I could have extended my case for $99, but I chose not to do so. Ultimately, the diagnostic suggestion with the most votes was Ehler's Danlos Syndrome. This was the first suggestion that appeared on the site, and it remained the first item on the list. The disease has five subtypes, and one of them is Vascular EDS. I have suspected Vascular EDS for the last three years.
In just 30 days, 19 different doctors saw my case. Even if I had health insurance, it would have taken at least a year and thousands of dollars to see that many doctors. More than likely, none of them would have been able to diagnose me. CrowdMed was my only remaining option, and it has saved me.
CrowdMed has been my light in the darkness.
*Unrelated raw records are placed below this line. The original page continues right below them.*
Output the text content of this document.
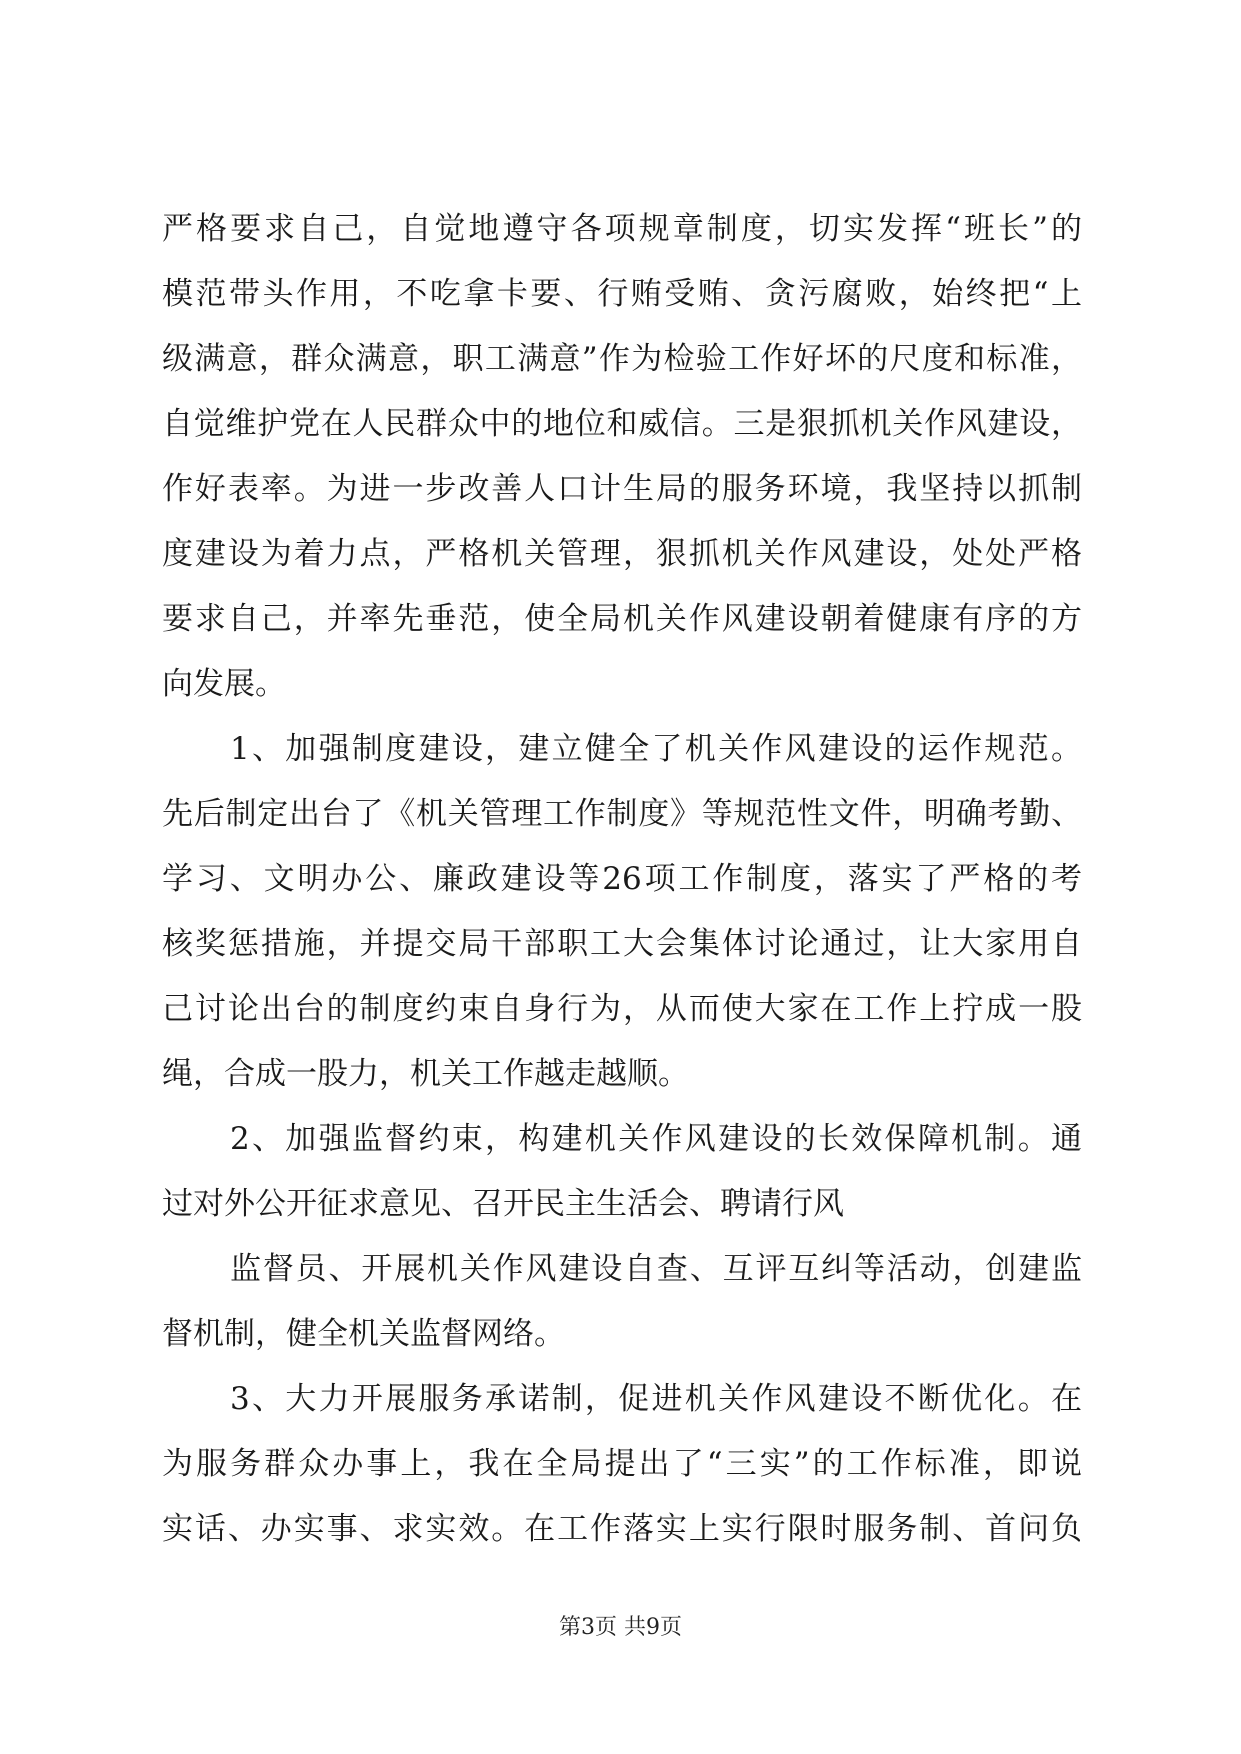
严格要求自己，自觉地遵守各项规章制度，切实发挥“班长”的
模范带头作用，不吃拿卡要、行贿受贿、贪污腐败，始终把“上
级满意，群众满意，职工满意”作为检验工作好坏的尺度和标准，
自觉维护党在人民群众中的地位和威信。三是狠抓机关作风建设，
作好表率。为进一步改善人口计生局的服务环境，我坚持以抓制
度建设为着力点，严格机关管理，狠抓机关作风建设，处处严格
要求自己，并率先垂范，使全局机关作风建设朝着健康有序的方
向发展。
1、加强制度建设，建立健全了机关作风建设的运作规范。
先后制定出台了《机关管理工作制度》等规范性文件，明确考勤、
学习、文明办公、廉政建设等26项工作制度，落实了严格的考
核奖惩措施，并提交局干部职工大会集体讨论通过，让大家用自
己讨论出台的制度约束自身行为，从而使大家在工作上拧成一股
绳，合成一股力，机关工作越走越顺。
2、加强监督约束，构建机关作风建设的长效保障机制。通
过对外公开征求意见、召开民主生活会、聘请行风
监督员、开展机关作风建设自查、互评互纠等活动，创建监
督机制，健全机关监督网络。
3、大力开展服务承诺制，促进机关作风建设不断优化。在
为服务群众办事上，我在全局提出了“三实”的工作标准，即说
实话、办实事、求实效。在工作落实上实行限时服务制、首问负
第3页 共9页
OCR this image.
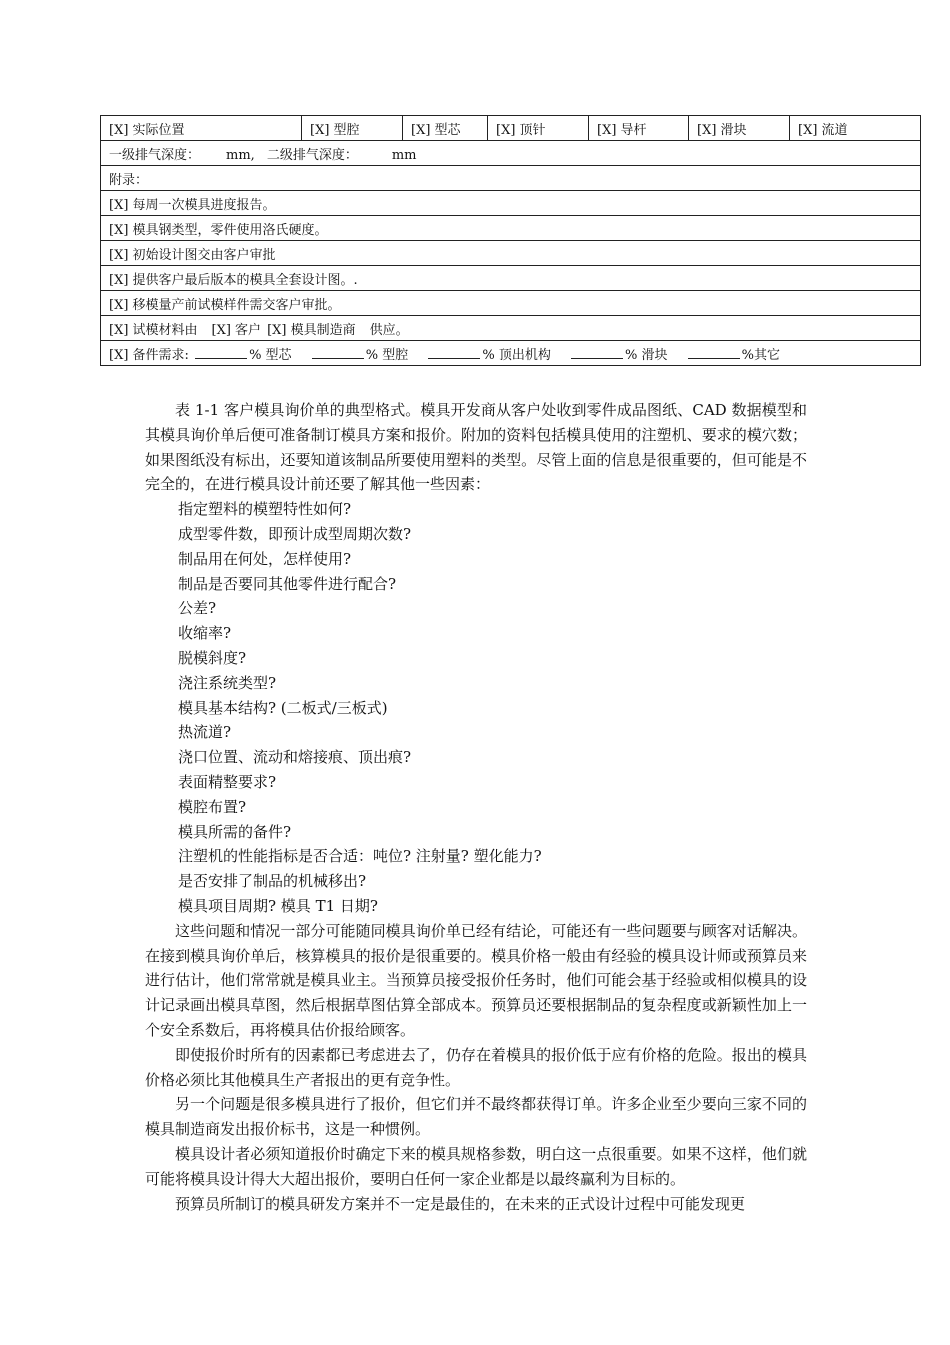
[X] 实际位置	[X] 型腔	[X] 型芯	[X] 顶针	[X] 导杆	[X] 滑块	[X] 流道
一级排气深度： mm, 二级排气深度：	mm
附录：
[X] 每周一次模具进度报告。
[X] 模具钢类型，零件使用洛氏硬度。
[X] 初始设计图交由客户审批
[X] 提供客户最后版本的模具全套设计图。.
[X] 移模量产前试模样件需交客户审批。
[X] 试模材料由 [X] 客户 [X] 模具制造商 供应。
[X] 备件需求:	% 型芯	% 型腔	% 顶出机构	% 滑块	%其它

表 1-1 客户模具询价单的典型格式。模具开发商从客户处收到零件成品图纸、CAD 数据模型和其模具询价单后便可准备制订模具方案和报价。附加的资料包括模具使用的注塑机、要求的模穴数；如果图纸没有标出，还要知道该制品所要使用塑料的类型。尽管上面的信息是很重要的，但可能是不完全的，在进行模具设计前还要了解其他一些因素：

指定塑料的模塑特性如何?
成型零件数，即预计成型周期次数?
制品用在何处，怎样使用?
制品是否要同其他零件进行配合?
公差?
收缩率?
脱模斜度?
浇注系统类型?
模具基本结构? (二板式/三板式)
热流道?
浇口位置、流动和熔接痕、顶出痕?
表面精整要求?
模腔布置?
模具所需的备件?
注塑机的性能指标是否合适：吨位? 注射量? 塑化能力?
是否安排了制品的机械移出?
模具项目周期? 模具 T1 日期?

这些问题和情况一部分可能随同模具询价单已经有结论，可能还有一些问题要与顾客对话解决。在接到模具询价单后，核算模具的报价是很重要的。模具价格一般由有经验的模具设计师或预算员来进行估计，他们常常就是模具业主。当预算员接受报价任务时，他们可能会基于经验或相似模具的设计记录画出模具草图，然后根据草图估算全部成本。预算员还要根据制品的复杂程度或新颖性加上一个安全系数后，再将模具估价报给顾客。

即使报价时所有的因素都已考虑进去了，仍存在着模具的报价低于应有价格的危险。报出的模具价格必须比其他模具生产者报出的更有竞争性。

另一个问题是很多模具进行了报价，但它们并不最终都获得订单。许多企业至少要向三家不同的模具制造商发出报价标书，这是一种惯例。

模具设计者必须知道报价时确定下来的模具规格参数，明白这一点很重要。如果不这样，他们就可能将模具设计得大大超出报价，要明白任何一家企业都是以最终赢利为目标的。

预算员所制订的模具研发方案并不一定是最佳的，在未来的正式设计过程中可能发现更
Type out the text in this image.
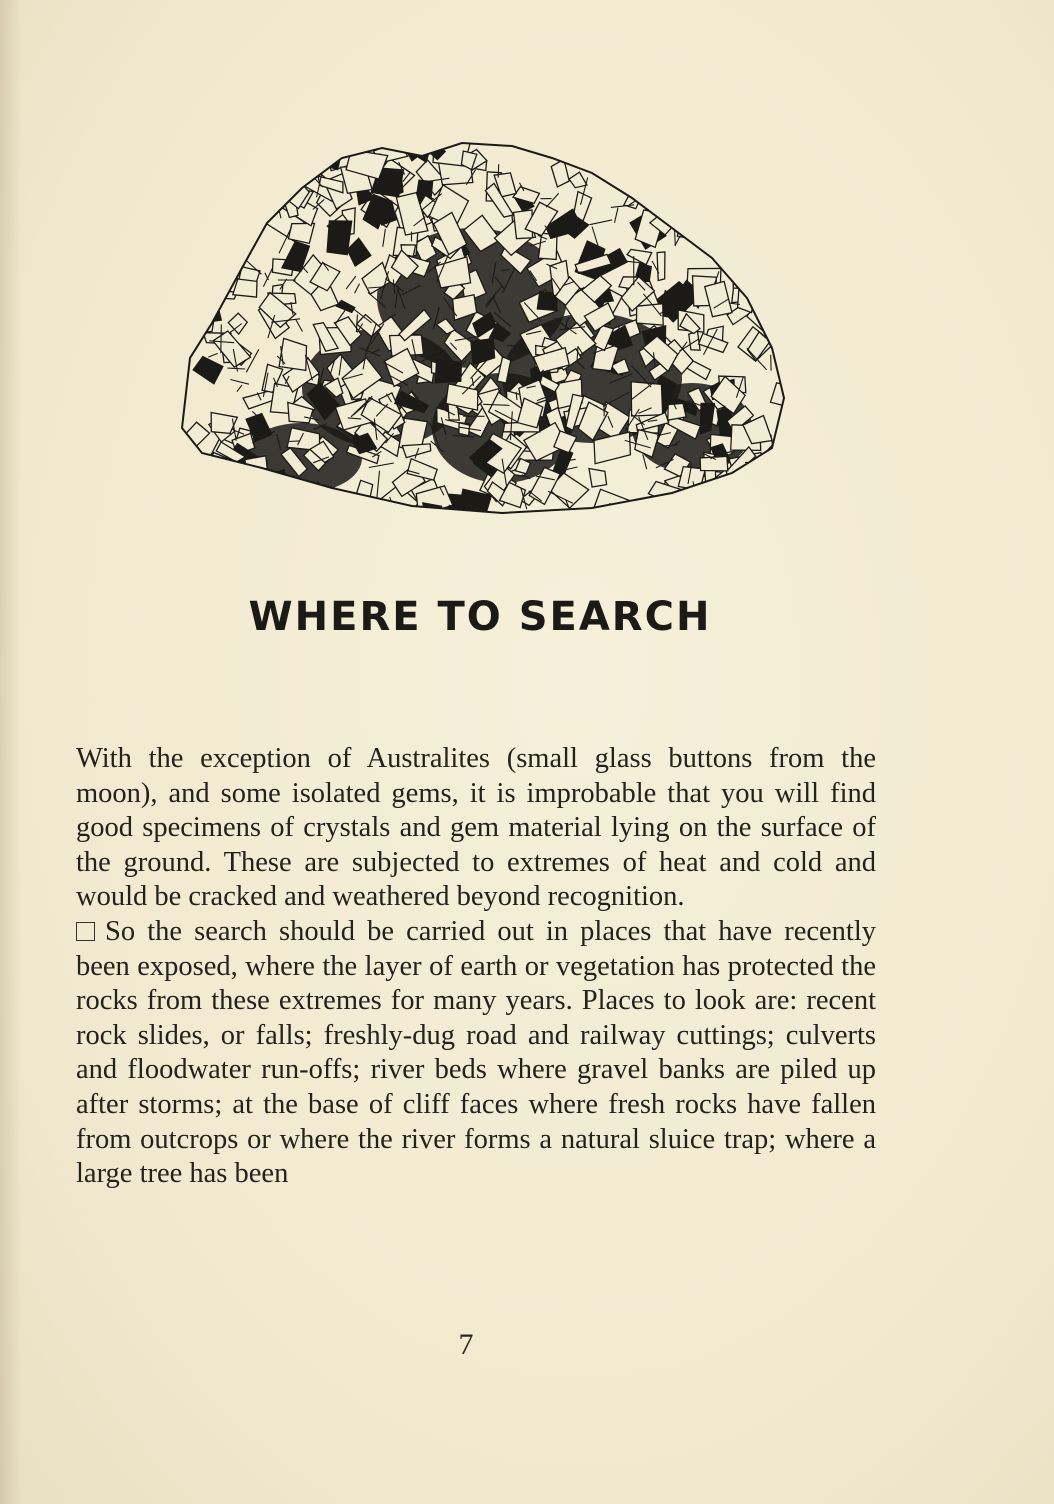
WHERE TO SEARCH

With the exception of Australites (small glass buttons from the moon), and some isolated gems, it is improbable that you will find good specimens of crystals and gem material lying on the surface of the ground. These are subjected to extremes of heat and cold and would be cracked and weathered beyond recognition.

So the search should be carried out in places that have recently been exposed, where the layer of earth or vegetation has protected the rocks from these extremes for many years. Places to look are: recent rock slides, or falls; freshly-dug road and railway cuttings; culverts and floodwater run-offs; river beds where gravel banks are piled up after storms; at the base of cliff faces where fresh rocks have fallen from outcrops or where the river forms a natural sluice trap; where a large tree has been

7
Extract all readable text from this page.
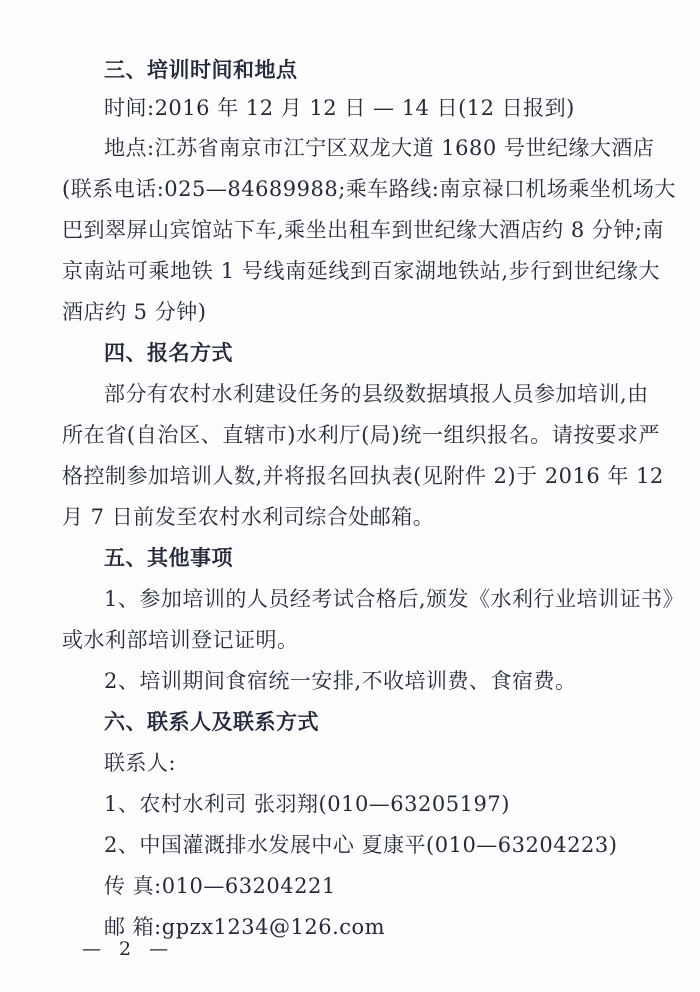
三、培训时间和地点
时间:2016 年 12 月 12 日 — 14 日(12 日报到)
地点:江苏省南京市江宁区双龙大道 1680 号世纪缘大酒店
(联系电话:025—84689988;乘车路线:南京禄口机场乘坐机场大
巴到翠屏山宾馆站下车,乘坐出租车到世纪缘大酒店约 8 分钟;南
京南站可乘地铁 1 号线南延线到百家湖地铁站,步行到世纪缘大
酒店约 5 分钟)
四、报名方式
部分有农村水利建设任务的县级数据填报人员参加培训,由
所在省(自治区、直辖市)水利厅(局)统一组织报名。请按要求严
格控制参加培训人数,并将报名回执表(见附件 2)于 2016 年 12
月 7 日前发至农村水利司综合处邮箱。
五、其他事项
1、参加培训的人员经考试合格后,颁发《水利行业培训证书》
或水利部培训登记证明。
2、培训期间食宿统一安排,不收培训费、食宿费。
六、联系人及联系方式
联系人:
1、农村水利司 张羽翔(010—63205197)
2、中国灌溉排水发展中心 夏康平(010—63204223)
传 真:010—63204221
邮 箱:gpzx1234@126.com
— 2 —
I was drowning, and they saved me. It feels like I can finally breathe. CrowdMed has been supportive, proactive, and caring from the very beginning. Thanks to CrowdMed, I am starting to identify the demon that has left me broken and without options.
Without CrowdMed, I would be done. There is nothing else available. There is nothing else I can do. I would have had no other choice but to live out the rest of my life trapped in my own circumstances, in a prison without walls, as figurative vultures picked at my remains.
As it stands, I now have to find a way to return to my doctor so that I can discuss my results. But I am one step closer. And CrowdMed is in my corner. CrowdMed is at the frontlines, fighting the fight with me. They have focused on me, a person, and not profits and pride. In a word, that is perfection.